As we only have two instances of each color and we substitute $a_d = A_1^d + A_2^d + \cdots + A_N^d$ the contribution reduces to
$$\frac{1}{4N} \varphi(1) a_1^{2N} + \frac{1}{4N} \varphi(2) a_2^{N} + \frac{1}{4} a_1^2 a_2^{N-1} + \frac{1}{4} a_2^N$$
which works out to
$$\frac{1}{4N} a_1^{2N} + \frac{N+1}{4N} a_2^{N} + \frac{1}{4} a_1^2 a_2^{N-1}.$$
Do the substitution to get
$$\frac{1}{4N} (A_1+A_2+\cdots+A_N)^{2N} + \frac{N+1}{4N} (A_1^2+A_2^2+\cdots+A_N^2)^{N} \\ + \frac{1}{4} (A_1+A_2+\cdots+A_N)^2 (A_1^2+A_2^2+\cdots+A_N^2)^{N-1}.$$
Extracting coefficients now yields
$$\frac{1}{4N} {2N\choose 2,2,\ldots, 2} + \frac{N+1}{4N} {N\choose 1,1,\ldots, 1} + \frac{1}{4} {N\choose 1} {N-1\choose 1,1,\ldots, 1}.$$
This simplifies to
$$\frac{1}{4N} \frac{(2N)!}{2^N} + \frac{N+1}{4} (N-1)! + \frac{1}{4} N!$$
and we obtain the closed form
$$\bbox[5px,border:2px solid #00A000]{ \frac{1}{4N} \frac{(2N)!}{2^N} + \frac{2N+1}{4} (N-1)!.}$$
This yields the sequence
$$1, 2, 11, 171, 5736, 312240, 24327000, 2554072920, \\ 347351195520, 59397023589120, \ldots $$
which points us to OEIS A120445 where additional material awaits (and the above result is confirmed). (Observe that they use the term necklace when we actually have a bracelet.)
The following memory efficient Perl script can be used to compute the first six values of the sequence (output matches result from PET).
#! /usr/bin/perl -w
#
sub recurse {
my ($n, $slots, $sofar, $orbref) = @_;
my $rest = scalar(@$slots);
if($rest == 0){
my @perm = (-1) x (2*$n);
my $color = 1;
map {
$perm[$sofar->[2*$_]-1] = $color;
$perm[$sofar->[1+2*$_]-1] = $color;
$color++;
} (0..$n-1);
my (%orbit, $key);
for(my $rot = 0; $rot < 2*$n; $rot++){
my @rotact = ();
push @rotact,
@perm[$rot..(2*$n-1)],
@perm[0..($rot)-1];
$key = join('-', @rotact);
$orbit{$key} = 1;
if($rot % 2 == 0){
my @reflact1 = reverse @rotact;
$key = join('-', @reflact1);
$orbit{$key} = 1;
my @reflact2;
push @reflact2,
@reflact1[1..(2*$n-1)],
$reflact1[0];
$key = join('-', @reflact2);
$orbit{$key} = 1;
}
}
$key = join('|', sort(keys(%orbit)));
$orbref->{$key} = 1;
return;
}
for(my $p=0; $p < $rest; $p++){
for(my $q = $p+1; $q < $rest; $q++){
push @$sofar, $slots->[$p], $slots->[$q];
my @data;
push @data,
@$slots[0..$p-1],
@$slots[$p+1..$q-1],
@$slots[$q+1..$rest-1];
recurse($n, \@data, $sofar, $orbref);
splice @$sofar, -2, 2;
}
}
1;
}
MAIN: {
my $n = shift || 5;
my %orbits;
recurse($n, [1..2*$n], [], \%orbits);
print scalar(keys(%orbits));
print "\n";
1;
}
Addendum.
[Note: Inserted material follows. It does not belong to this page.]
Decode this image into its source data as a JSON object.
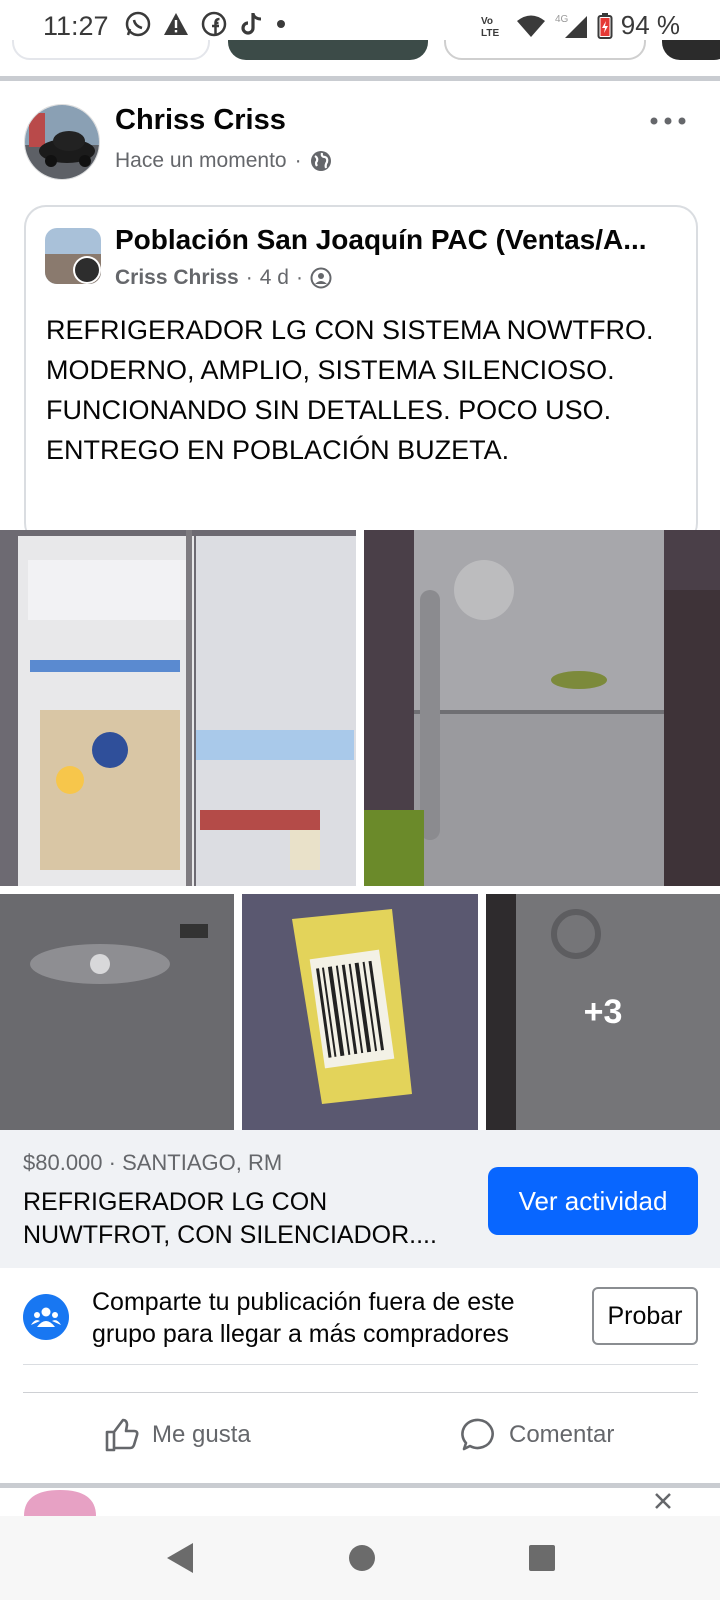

We can also do this from first principles without using PET. Introduce the total count of bracelets before applying symmetry and call it $D_N.$ Let $R_N$ be the bracelets that have rotational symmetry, $F_N$ the ones that have reflectional symmetry with an axis passing through opposite slots, $G_N$ the ones that have reflectional symmetry with an axis passing through opposite edges. Put $U_N$ for the ones with no symmetry. We are thus interested in the quantity
$$E_N = R_N + F_N + G_N + U_N.$$
It is not difficult to see that with $N$ sufficiently large the bracelets with rotational symmetry do not have reflectional symmetries which would otherwise require inclusion-exclusion.
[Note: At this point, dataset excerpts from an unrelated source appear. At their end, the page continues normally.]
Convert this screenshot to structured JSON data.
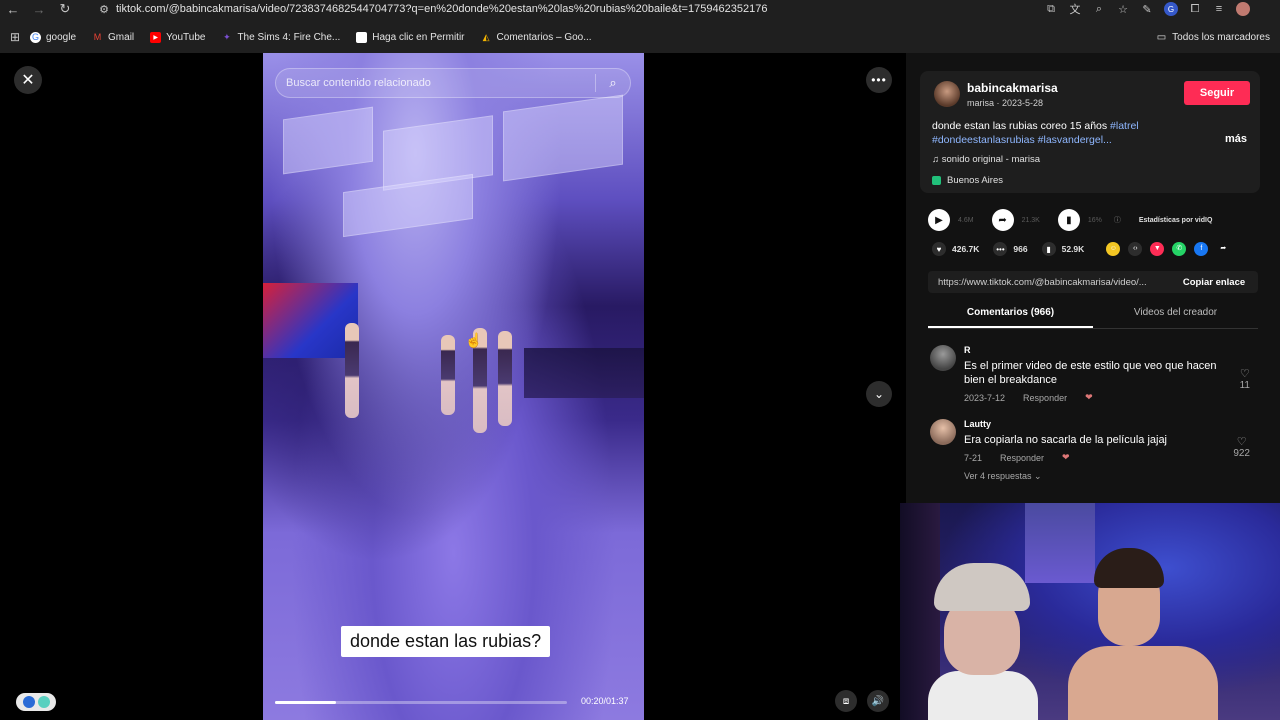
{
  "browser": {
    "url": "tiktok.com/@babincakmarisa/video/7238374682544704773?q=en%20donde%20estan%20las%20rubias%20baile&t=1759462352176",
    "bookmarks": [
      {
        "label": "google",
        "icon": "google-icon",
        "color": "#4285f4"
      },
      {
        "label": "Gmail",
        "icon": "gmail-icon",
        "color": "#ea4335"
      },
      {
        "label": "YouTube",
        "icon": "youtube-icon",
        "color": "#ff0000"
      },
      {
        "label": "The Sims 4: Fire Che...",
        "icon": "sims-icon",
        "color": "#7a4fd0"
      },
      {
        "label": "Haga clic en Permitir",
        "icon": "blank-page-icon",
        "color": "#ffffff"
      },
      {
        "label": "Comentarios – Goo...",
        "icon": "drive-icon",
        "color": "#f4b400"
      }
    ],
    "all_bookmarks": "Todos los marcadores"
  },
  "video": {
    "search_placeholder": "Buscar contenido relacionado",
    "caption": "donde estan las rubias?",
    "time": "00:20/01:37",
    "progress": 0.21
  },
  "post": {
    "username": "babincakmarisa",
    "subline": "marisa · 2023-5-28",
    "follow_label": "Seguir",
    "description_text": "donde estan las rubias coreo 15 años ",
    "tags_line1": "#latrel",
    "tags_line2": "#dondeestanlasrubias #lasvandergel...",
    "more_label": "más",
    "music": "♫  sonido original - marisa",
    "location": "Buenos Aires",
    "views": "4.6M",
    "shares": "21.3K",
    "vidiq_pct": "16%",
    "vidiq_label": "Estadísticas por vidIQ",
    "likes": "426.7K",
    "comments": "966",
    "saves": "52.9K",
    "link": "https://www.tiktok.com/@babincakmarisa/video/...",
    "copy_label": "Copiar enlace"
  },
  "tabs": {
    "comments": "Comentarios (966)",
    "creator_videos": "Videos del creador"
  },
  "comments": [
    {
      "user": "R",
      "text": "Es el primer video de este estilo que veo que hacen bien el breakdance",
      "date": "2023-7-12",
      "reply": "Responder",
      "likes": "11"
    },
    {
      "user": "Lautty",
      "text": "Era copiarla no sacarla de la película jajaj",
      "date": "7-21",
      "reply": "Responder",
      "likes": "922",
      "view_replies": "Ver 4 respuestas ⌄"
    }
  ],
  "colors": {
    "accent": "#fe2c55",
    "tag": "#8fb7ff",
    "panel_bg": "#121212"
  }
}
Now we have $R_N = \frac{1}{2} \frac{1}{N} N!$ and $F_N = \frac{1}{2} N \times (N-1)!$ and $G_N = \frac{1}{2} N!.$
Observe also that when computing the sizes of the orbits we find
$$D_N = {2N\choose 2,2,\ldots,2} = 2 N R_N + 2 N F_N + 2 N G_N + 4 N U_N$$
which implies
$${2N\choose 2,2,\ldots,2} = 2N \times \frac{1}{2} (1 + 2N) (N-1)! + 4 N U_N \\ = (1+2N) \times N! + 4 N U_N $$
so that
$$E_N = \frac{1}{2} (1+2N) (N-1)! + \frac{1}{4N} {2N\choose 2,2,\ldots,2} - \frac{1+2N}{4} (N-1)! \\ = \frac{1}{4N} \frac{(2N)!}{2^N} + \frac{1+2N}{4} (N-1)!$$
as before.
A reference for this technique may be found at the following MSE link.
HINT Start by considering the ways to arrange your beads in a straight line.
Then it will become easier to know how to avoid counting repeated combinations.